The Blue Sword - By Robin McKinley Page 0,96

and then found sandy patches on the shore to roll in, scratching their backs and withers and grunting happily. Horses and riders together rested in the shade of some thin low-branching trees, till the sun was low on the western horizon; and then the riders brushed their horses till they gleamed in the twilight. And they saddled and rode out with the sunset blinding their eyes, with a long lean cat-shadow following behind.

Mathin could not sleep after he had silently wished Senay and Terim speed and luck. He lay down again, and his thoughts roved back over the last weeks, and his memories were so vivid that dawn was breaking and other bodies were stirring before he thought to rise himself. Innath joined him at the fire that Senay and Terim and Harry had sat around the night before; and neither of them was surprised when they saw Corlath leave the zotar and come directly to them. They remained seated, and gazed up at him as he towered over them; but when he looked down they found they could not meet his eyes, or did not want to recognize the expression in them, and they stared into the fire again. He turned away, took a few steps, and paused; and bent, and picked something up. It was a long maroon sash, huddled in a curve in the ground, so that it looked like a shadow itself. He held it over his hand, and it hung limp like a dead animal; and the small morning breeze seemed unable to stir it.
CHAPTER THIRTEEN
It was two days later when, as the morning sun shone down on them, Harry first saw Istan again; and she altered their course a little to the north, for it was not the town she was aiming for, but Jack Dedham's garrison. She prayed to anything that might be listening that he would be there, not off on some diplomatic sortie or border-beating. She could not imagine trying to explain her errand to anyone else; she did not think Jack would conclude that she was mad. She did think that anyone else - even Dickie; especially Dickie - would. But even if Jack were at the fort, and believed her story, would he help her? She didn't know, and didn't dare make guesses.
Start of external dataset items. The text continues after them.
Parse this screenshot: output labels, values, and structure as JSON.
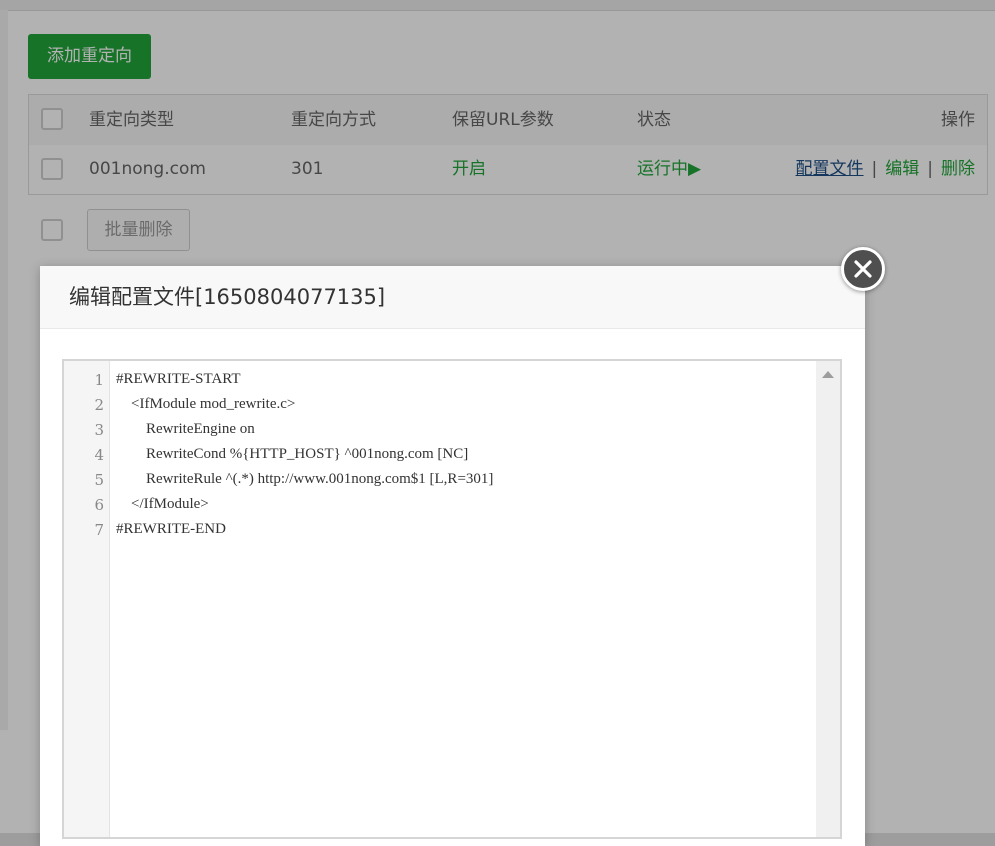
{
  "toolbar": {
    "add_redirect_label": "添加重定向"
  },
  "table": {
    "headers": {
      "type": "重定向类型",
      "method": "重定向方式",
      "keep_params": "保留URL参数",
      "status": "状态",
      "actions": "操作"
    },
    "rows": [
      {
        "type": "001nong.com",
        "method": "301",
        "keep_params": "开启",
        "status": "运行中▶",
        "actions": {
          "config": "配置文件",
          "edit": "编辑",
          "delete": "删除",
          "separator": "|"
        }
      }
    ]
  },
  "batch": {
    "delete_label": "批量删除"
  },
  "modal": {
    "title": "编辑配置文件[1650804077135]",
    "close_icon": "close-icon"
  },
  "editor": {
    "lines": [
      {
        "n": "1",
        "text": "#REWRITE-START"
      },
      {
        "n": "2",
        "text": "    <IfModule mod_rewrite.c>"
      },
      {
        "n": "3",
        "text": "        RewriteEngine on"
      },
      {
        "n": "4",
        "text": "        RewriteCond %{HTTP_HOST} ^001nong.com [NC]"
      },
      {
        "n": "5",
        "text": "        RewriteRule ^(.*) http://www.001nong.com$1 [L,R=301]"
      },
      {
        "n": "6",
        "text": "    </IfModule>"
      },
      {
        "n": "7",
        "text": "#REWRITE-END"
      }
    ]
  },
  "colors": {
    "accent": "#20a53a",
    "link": "#1f4f86",
    "overlay": "rgba(0,0,0,0.30)"
  }
}
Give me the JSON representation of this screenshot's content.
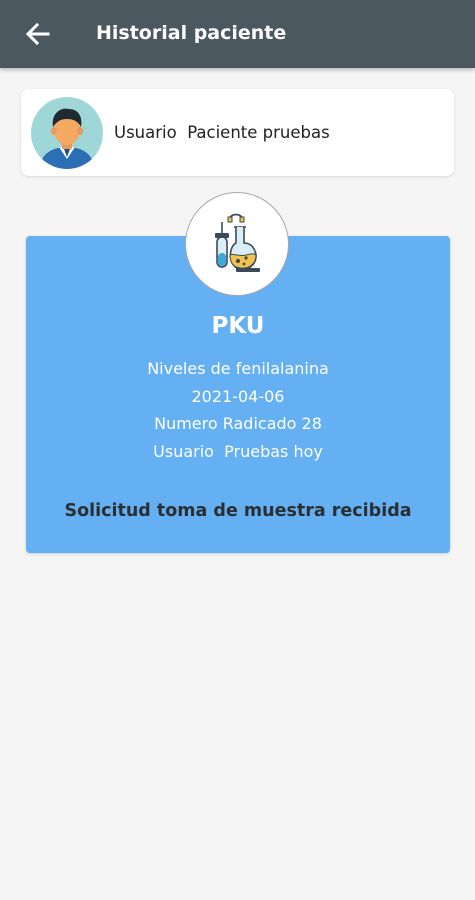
{
  "app_bar": {
    "title": "Historial paciente",
    "back_icon": "arrow-left-icon",
    "background": "#4b5860"
  },
  "user_card": {
    "avatar_icon": "user-avatar-icon",
    "name": "Usuario  Paciente pruebas"
  },
  "test_card": {
    "icon": "lab-flask-icon",
    "name": "PKU",
    "description": "Niveles de fenilalanina",
    "date": "2021-04-06",
    "radicado": "Numero Radicado 28",
    "usuario": "Usuario  Pruebas hoy",
    "status": "Solicitud toma de muestra recibida",
    "background": "#64b0f2"
  }
}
But she and Terim and Senay, even with Senay's father's reinforcements, would not be very effective by themselves.

Rather more effective than I would have been by myself, though, she thought.

The first evening, after Senay and Terim had joined her, and after the animals were settled and the other two human beings were asleep, Harry had cut herself a long straight slender branch from a tree, and stripped it with the short knife she kept in one boot. When they set out that evening she tied it lengthwise to Sungold's saddle, so it rubbed against her right leg as she rode, but at least it did not threaten either of her companions, who rode close at her sides. They eyed it, but said nothing. When she first recognized Istan looming out of the dawn light at them, she paused, took out her knife again, and deliberately ripped several inches of hem from her white tunic, unlashed her branch, and tied the raveling bit of cloth to one end of it. She tucked the other end just under one leg, and held it upright with one hand. "It is a sign that we come in peace," she explained, a little sheepishly, to her friends; their faces cleared, and they nodded.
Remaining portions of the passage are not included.